Moving to the UAE with young children is perhaps the easiest way to do it. One problem with moving is the difficulty of making new friends, and children provide an easy pretext, as well as a need to get out of the house before frustrations run high. Plus, the UAE is great for young families. Many people are able to afford household help that they wouldn't have in their home countries, and the family-centric atmosphere – being able to bring young children to restaurants, hotels with dedicated spaces for little ones and a general feeling of delight rather than annoyance about small children – is a breath of fresh air.
Meeting people and things to do
Because most people have been new to the UAE at some point, it's easy to make friends. In Abu Dhabi, The Club, usually known as the British Club but open to all nationalities, is a great place to start. Two years ago, they refurbished what they call the Family Hub, so that a small soft-play area sits next to a cafe. The Club also has a children's pool and activities throughout the year.

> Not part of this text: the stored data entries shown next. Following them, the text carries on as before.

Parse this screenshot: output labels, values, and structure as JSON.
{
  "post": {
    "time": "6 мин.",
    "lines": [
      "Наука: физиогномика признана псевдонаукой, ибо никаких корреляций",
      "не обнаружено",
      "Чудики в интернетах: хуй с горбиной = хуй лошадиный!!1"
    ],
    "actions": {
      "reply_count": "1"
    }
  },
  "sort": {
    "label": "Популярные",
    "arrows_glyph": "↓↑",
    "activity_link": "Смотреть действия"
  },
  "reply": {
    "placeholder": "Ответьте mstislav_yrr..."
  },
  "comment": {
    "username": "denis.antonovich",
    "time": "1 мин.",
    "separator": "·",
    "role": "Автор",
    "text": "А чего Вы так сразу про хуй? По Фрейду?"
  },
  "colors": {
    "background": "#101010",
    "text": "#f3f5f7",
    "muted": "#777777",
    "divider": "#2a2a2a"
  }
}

Many of your friendships will be made at the pool or in soft-play centres – the UAE equivalent of back gardens and playgrounds. In the capital, Little World in Nation Towers is a favourite, with a variety of activities beyond climbing frames. If your children are older, there is a climbing wall at Adventure HQ in Yas Mall. It's worth buying a season's pass to Yas Waterworld: it may seem pricey, but the children have a blast inside and you will end up going there enough times that it's worth the initial cost.
The Abu Dhabi Children's Library at the Cultural Foundation of Abu Dhabi, next to Qasr Al Hosn, will also be a boon to parents on-island. Louvre Abu Dhabi also has a great children's section with hands-on activities, and Manarat Al Saadiyat runs drop-in art activities every weekend.
The capital's fast urban development works in your favour: in the five years since my family moved to Abu Dhabi, we benefited from Louvre Abu Dhabi, Warehouse421, Qasr Al Hosn and Warner Bros – that's a pretty incredible flowering of activities.
Carrefour and Lulu deliver, which is a lifesaver. Waitrose here is even more expensive than the UK, but could be most convenient depending on where you live. Spinneys has the best meat, while Carrefour in Yas Mall offers the best shopping experience.
The UAE has its own schedule of vaccinations. You’ll have to pay for vaccinations that are off the UAE schedule, and you will have to go to a government clinic for the vaccinations on the UAE schedule (unless you pay for them yourself).
I recommend King’s College Hospital and Harley Street. If you are British, many doctors are ex-NHS and will follow the schedule in your little red medical book.
Most are of a high standard, but often have long waiting lists, so get in touch with them as soon as possible. Bright Beginnings is a long-time favourite, with two branches in the main city and another on Saadiyat. Redwood Montessori Nursery, particularly in Saadiyat, is another good option. Many parents also rave about the International Montessori Nursery in Khalifa City.
Where you live and dealing with loneliness
Finally, a word of advice: don't get discouraged if you get lonely. It's hard when the working parent starts his or her job immediately after arriving, leaving the partner to build a new life from scratch. There's nothing like talking about these changes with others in the same boat, so even if you are shy or sceptical, it's worth getting out there.
My best piece of advice for moving with children has to do with where you decide to live. Moving to a compound or a building with shared facilities that people actually use will improve your life immeasurably. Compounds such as Saadiyat Beach Residences, the St Regis apartments, the new building on Reem, the houses in Reef off-island and the new Yas developments have that most wonderful of things: community.